Fatherless Daughters Hosea 14:3 “...for in you alone, O Lord, the fatherless find mercy.”
Growing up without my biological father I often felt like something was missing. Even as I grew older I wanted to have that ideal father-daughter relationship. I saw friends and their fathers, but I never had that and desperately wanted it.

Throughout the years my heart grew cold towards my father. He wasn’t active in my life and missed monumental steps and I didn’t understand why. My heart was angry with him for many years and then it went into a numbness. I no longer allowed myself to feel. I wasn’t angry or sad, I just couldn’t feel for someone I didn’t know.
Being fatherless played a big role in my relationship choices. I was always looking for a Father figure in men and I always ended up more hurt in the end.
Until I met God.
Through this journey of meeting God, I saw that in all the areas my biological Father fell short God provided through other people and outlets. He gave me an amazing Grandfather that first introduced me to the faith.
When I walked with God my eyes got clearer and I finally saw compassion. I realized through all my backsliding and harbors way God still loved me. He called me back over and over again. And that same Love I should have towards my biological Father. Even if He never attempted a relationship. Even if He never called me or told me He loved me I was going to love Him.
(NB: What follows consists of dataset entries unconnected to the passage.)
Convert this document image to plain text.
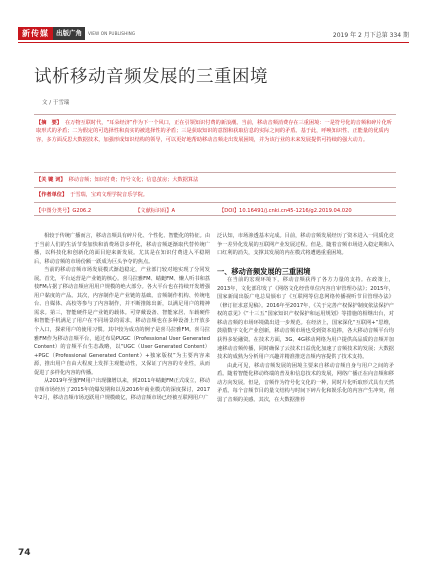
新传媒	出版广角	VIEW ON PUBLISHING	2019 年 2 月下总第 334 期
试析移动音频发展的三重困境
文 / 于雪瑞
【摘　要】 在万物互联时代，“耳朵经济”作为下一个风口，正在引领知识付费的新浪潮。当前，移动音频消费存在三重困境：一是符号化的音频和碎片化听取形式的矛盾；二为假定的可选择性和真实的被选择性的矛盾；三是获取知识的意图和获取信息的实际之间的矛盾。基于此，呼唤知识性、正能量的优质内容，多方面反思大数据技术，加强形成知识结构的领导，可以更好地帮助移动音频走出发展困境，并为该行业的未来发展提供可持续的强大动力。
【关 键 词】 移动音频；知识付费；符号文化；信息茧房；大数据算法
【作者单位】 于雪瑞，宝鸡文理学院音乐学院。
【中图分类号】G206.2	【文献标识码】A	【DOI】10.16491/j.cnki.cn45-1216/g2.2019.04.020

相较于传统广播而言，移动音频具有碎片化、个性化、智能化的特征。由于当前人们的生活节奏加快和消费场景多样化，移动音频逐渐取代替传统广播，以科技化和创新化的面目迎来新发展。尤其是在知识付费进入平稳期后，移动音频的市场份额一跃成为巨头争夺的焦点。

当前的移动音频市场发展模式渐趋稳定，产业部门较对地实现了分同发展。首先，平台运营是产业链的核心。喜马拉雅FM、蜻蜓FM、懒人听书和荔枝FM占据了移动音频应用用户规模的绝大部分。各大平台也在持续开发增强用户黏度的产品。其次，内容制作是产业链的基础。音频制作机构、传统电台、自媒体、高校等参与了内容制作，并不断推陈出新，以满足用户的精神需求。第三，智能硬件是产业链的载体。可穿戴设备、智能家居、车载硬件和智能手机满足了用户在不同场景的需求，移动音频也在多种设备上开放多个入口，探索用户的使用习惯。其中较为成功的例子是喜马拉雅FM。喜马拉雅FM作为移动音频平台，通过布局PUGC（Professional User Generated Content）的音频平台生态战略，以“UGC（User Generated Content）+PGC（Professional Generated Content）+独家版权”为主要内容来源，推出用户自由大程度上发挥主观能动性，又保证了内容的专业性，从而促进了多样化内容的传播。

从2019年至蜜FM用户出现骤增以来，到2011年蜻蜓FM正式成立，移动音频市场经历了2015年的爆发期和以及2016年商业模式的深度探讨，2017年2月，移动音频市场迈跃用户规模破亿，移动音频市场已经被互联网用户广

泛认知，市场渗透基本完成。目前，移动音频发展经历了资本进入一同质化竞争一差异化发展的互联网产业发展过程。但是，随着音频市场进入稳定期和入口红利的消失，支撑其发展的内在模式将遭遇重重困境。

一、移动音频发展的三重困境

在当前的宏观环境下，移动音频获得了各方力量的支持。在政策上，2013年，文化部印发了《网络文化经营单位内容自审管理办法》；2015年，国家新闻出版广电总局颁布了《互联网等信息网络传播视听节目管理办法》（修订征求意见稿）。2016年至2017年，《关于完善产权保护制度依法保护产权的意见》《“十三五”国家知识产权保护和运用规划》等措施的相继出台，对移动音频的市场环境做出进一步规范。在经济上，国家深化“互联网+”思维，鼓励数字文化产业创新，移动音频市场也受到资本追捧，各大移动音频平台均获得多轮融资。在技术方面，3G、4G移动网络为用户提供高品质的音频并加速移动音频传播，同时确保了云技术日益优化加速了音频技术的发展；大数据技术的成熟为分析用户兴趣并精准推送音频内容提供了技术支持。

由此可见，移动音频发展的困境主要来自移动音频自身与用户之间的矛盾。随着智能化移动终端的普及和信息技术的发展，网络广播正在向音频和移动方向发展。但是，音频作为符号化文化的一种，同时片化听取形式具有天然矛盾。每个音频节目的量文结构与时间下碎片化和娱乐化的内容产生冲突，削弱了音频的美感。其次，在大数据推荐

74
I learned that I treated God the same way my Father had treated me. Distant, ignored and rejected. I would be distant towards God. I would ignore his guidance and wisdom and I rejected Him time and time again. That understanding was through the mercy of God.

That once cold heart God brought compassion. That once numb feeling God brought love. And that once back sliding hurt girl God brought wisdom.
Today, if you are Fatherless naturally or spiritually don’t worry God is always calling you back to Him and He can be your ultimate Father. No matter the hurt or fear He can take your heart of stone and make it a heart of love.